The user saves data into Knowledge Graph.

- **input**: raw text
- **output**: csv table of extracted entities/relations

In [None]:
DEFAULT_TEXT = """Autophagy maintains tumour growth through circulating
arginine. Autophagy captures intracellular components and delivers them to
lysosomes, where they are degraded and recycled to sustain metabolism and to
enable survival during starvation. Acute, whole-body deletion of the essential 
autophagy gene Atg7 in adult mice causes a systemic metabolic defect that 
manifests as starvation intolerance and gradual loss of white adipose tissue, 
liver glycogen and muscle mass.  Cancer cells also benefit from autophagy. 
Deletion of essential autophagy genes impairs the metabolism, proliferation, 
survival and malignancy of spontaneous tumours in models of autochthonous 
cancer.

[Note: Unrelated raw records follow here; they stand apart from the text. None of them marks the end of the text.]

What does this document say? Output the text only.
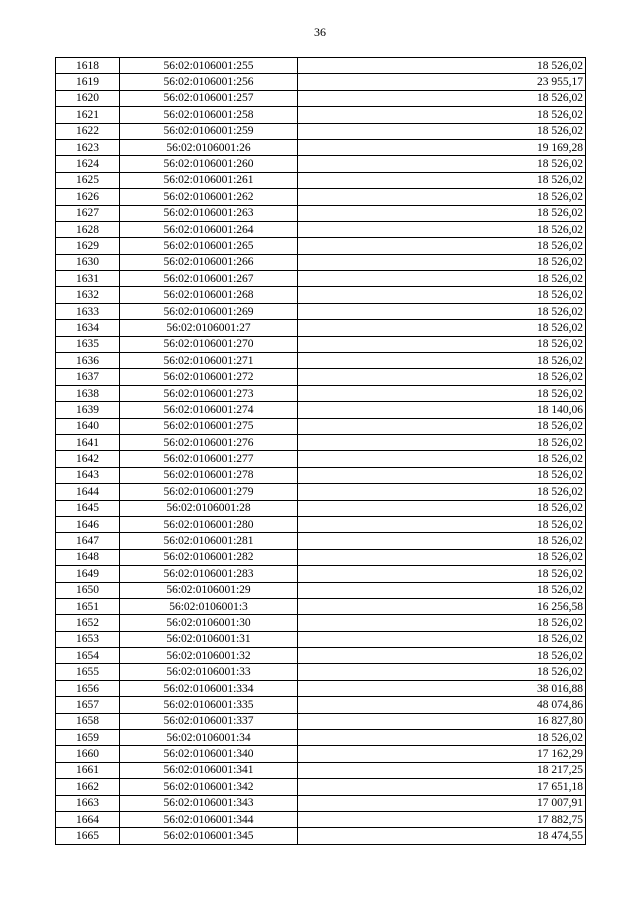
36
1618	56:02:0106001:255	18 526,02
1619	56:02:0106001:256	23 955,17
1620	56:02:0106001:257	18 526,02
1621	56:02:0106001:258	18 526,02
1622	56:02:0106001:259	18 526,02
1623	56:02:0106001:26	19 169,28
1624	56:02:0106001:260	18 526,02
1625	56:02:0106001:261	18 526,02
1626	56:02:0106001:262	18 526,02
1627	56:02:0106001:263	18 526,02
1628	56:02:0106001:264	18 526,02
1629	56:02:0106001:265	18 526,02
1630	56:02:0106001:266	18 526,02
1631	56:02:0106001:267	18 526,02
1632	56:02:0106001:268	18 526,02
1633	56:02:0106001:269	18 526,02
1634	56:02:0106001:27	18 526,02
1635	56:02:0106001:270	18 526,02
1636	56:02:0106001:271	18 526,02
1637	56:02:0106001:272	18 526,02
1638	56:02:0106001:273	18 526,02
1639	56:02:0106001:274	18 140,06
1640	56:02:0106001:275	18 526,02
1641	56:02:0106001:276	18 526,02
1642	56:02:0106001:277	18 526,02
1643	56:02:0106001:278	18 526,02
1644	56:02:0106001:279	18 526,02
1645	56:02:0106001:28	18 526,02
1646	56:02:0106001:280	18 526,02
1647	56:02:0106001:281	18 526,02
1648	56:02:0106001:282	18 526,02
1649	56:02:0106001:283	18 526,02
1650	56:02:0106001:29	18 526,02
1651	56:02:0106001:3	16 256,58
1652	56:02:0106001:30	18 526,02
1653	56:02:0106001:31	18 526,02
1654	56:02:0106001:32	18 526,02
1655	56:02:0106001:33	18 526,02
1656	56:02:0106001:334	38 016,88
1657	56:02:0106001:335	48 074,86
1658	56:02:0106001:337	16 827,80
1659	56:02:0106001:34	18 526,02
1660	56:02:0106001:340	17 162,29
1661	56:02:0106001:341	18 217,25
1662	56:02:0106001:342	17 651,18
1663	56:02:0106001:343	17 007,91
1664	56:02:0106001:344	17 882,75
1665	56:02:0106001:345	18 474,55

Acute, systemic deletion of Atg7 or acute, systemic expression of a 
dominant-negative ATG4b in mice induces greater regression of KRAS-driven 
cancers than does tumour-specific autophagy deletion, which suggests that host 
autophagy promotes tumour growth.
""".replace('\n', ' ').replace('  ', ' ')

In [None]:
# Entities Extractors (EE)
ee_model = spacy.load("en_ner_craft_md")

# Relations Extractors (RE)
PATH_ASSETS = Path('/raid/covid_data/assets')
PATH_CHEMPROT_TRAINED_MODEL = PATH_ASSETS / 'scibert_chemprot.tar.gz'
re_models = {('CHEBI', 'GGP'): [ChemProt(PATH_CHEMPROT_TRAINED_MODEL)]}

In [None]:
# This is the output: csv table of extracted entities/relations.
table_extractions = None

In [None]:
# Define Widgets
bbs_widgets = OrderedDict()

# "Input Text" Widget
bbs_widgets['input_text'] = ipywidgets.Textarea(
        value=DEFAULT_TEXT,
        layout=ipywidgets.Layout(width='75%', height='300px')
    )

# "Submit!" Button
bbs_widgets['submit_button'] = ipywidgets.Button(
    description='Extract Entities & Properties!',
    layout=ipywidgets.Layout(width='30%')
)
def cb(b):
    global table_extractions
    bbs_widgets['out'].clear_output()
    with bbs_widgets['out']:
        text = bbs_widgets['input_text'].value
        table_extractions = run_pipeline(text, ee_model, re_models)
        display(table_extractions)
bbs_widgets['submit_button'].on_click(cb)

# "Output Area" Widget
bbs_widgets['out'] = ipywidgets.Output(layout={'border': '0.5px solid black'})

# Finalize Widgets
ordered_widgets = list(bbs_widgets.values())
main_widget = ipywidgets.VBox(ordered_widgets)
IPython.display.display(main_widget)

- **input**: csv table of extracted entities/relations
- **output**: knowledge graph

In [None]:
# This returns the dimensionality of the extracted data.
table_extractions.shape

# Validate the knowledge graph
Thee User reviews content of Knowledge Graph.

# Correct knowledge graph
The correct the Knowledge Graph is errors occur.

# Access the knowledge graph
The user can search, visualize, and export the knowledge graph.

# Version the knowledge graph
The user can save a knowledge graph with a version.